Yani, çok büyük maaşlı "Tek Yetkili" Fatih Terim,
bu krizi maalesef yönetememiştir.
Arda Turan ağır sözler söyleyerek ve Bilal'in gırtlağını sıkarak,
kendi kendisini haklıyken haksız duruma düşüren kurbandır. Olay
sonrası kendisi de "Yaptığım hataydı" demiştir
zaten.
Yani Arda, "Suçlular Merdiveni"nin en alt
basamağındaki kişidir.
***
Peki çözüm?
"Arda özür dilemeli" diyenlere sözüm var. Arda,
hata olduğunu zaten kabul ederek genelde özür dilemiştir zaten,
kamuoyundan. Ama Bilal Meşe özel özürü için, önce Bilal, Arda'dan
ve kamuoyundan özür dilemelidir.
Ama bu karşılıklı özürler, bataklık yerinde durdukça sorunu çözmez.
Çünkü yenileri gelir batarlar..
Olaylar daha başlamadan Spor Bakanına bir açık mektup yazmış ve
"Türk futbolu iyice batmadan Demirören Federasyonunu tüm
kurulları ile görevden alın. Bunlar kokuştular. Futbol camiası
artık hiç birine güvenmiyor" dedim.
Ardından skandal patlak verdi. Her kafadan bir ses çıktı.

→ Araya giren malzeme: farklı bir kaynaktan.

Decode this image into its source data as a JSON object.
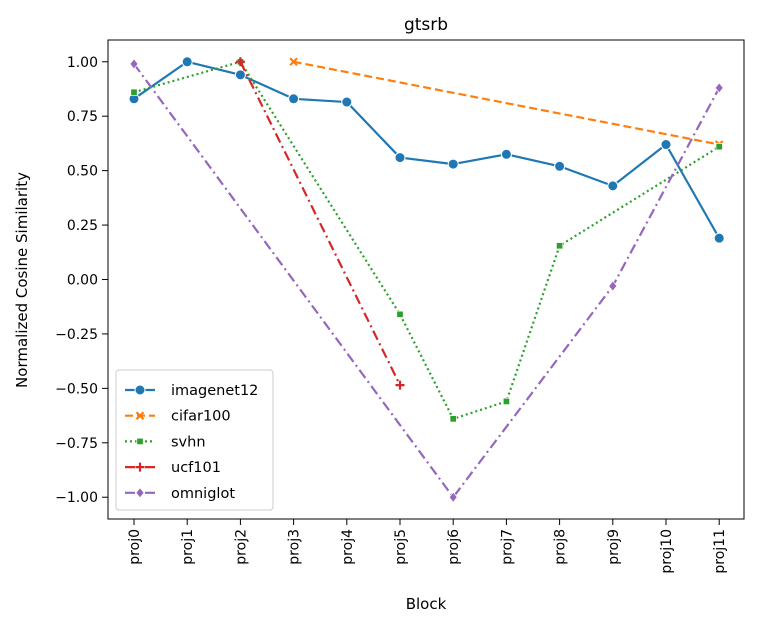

Konuşmayan tek kişi, dikkat buyrun Spor Bakanı...
Niye susuyor bakan?.. Niye gözlerini yummuş gibi duruyor, bilmiyor
ve anlamıyorum.
Ama operasyonu yapma görevi onun. Yetki de onda...
Çözüm "Yeni ve Tertemiz" bir Federasyondur.
Türkiye Futbol Direktörü ve Milli Takımlar Teknik Direktörü
hakkında kararı da yeniler verirler!.
Tabii ve Arda ve arkadaşları hakkında da!
Haaa! Federasyonu ele geçirmek için Arda'yı ve bu olayları kullanan
bir toplu hareket de var.
SABAH'TAN HINCAL ULUÇ'UN YAZISININ
TAMAMINI OKUMAK İÇİN BURAYA TIKLAYINIZ!..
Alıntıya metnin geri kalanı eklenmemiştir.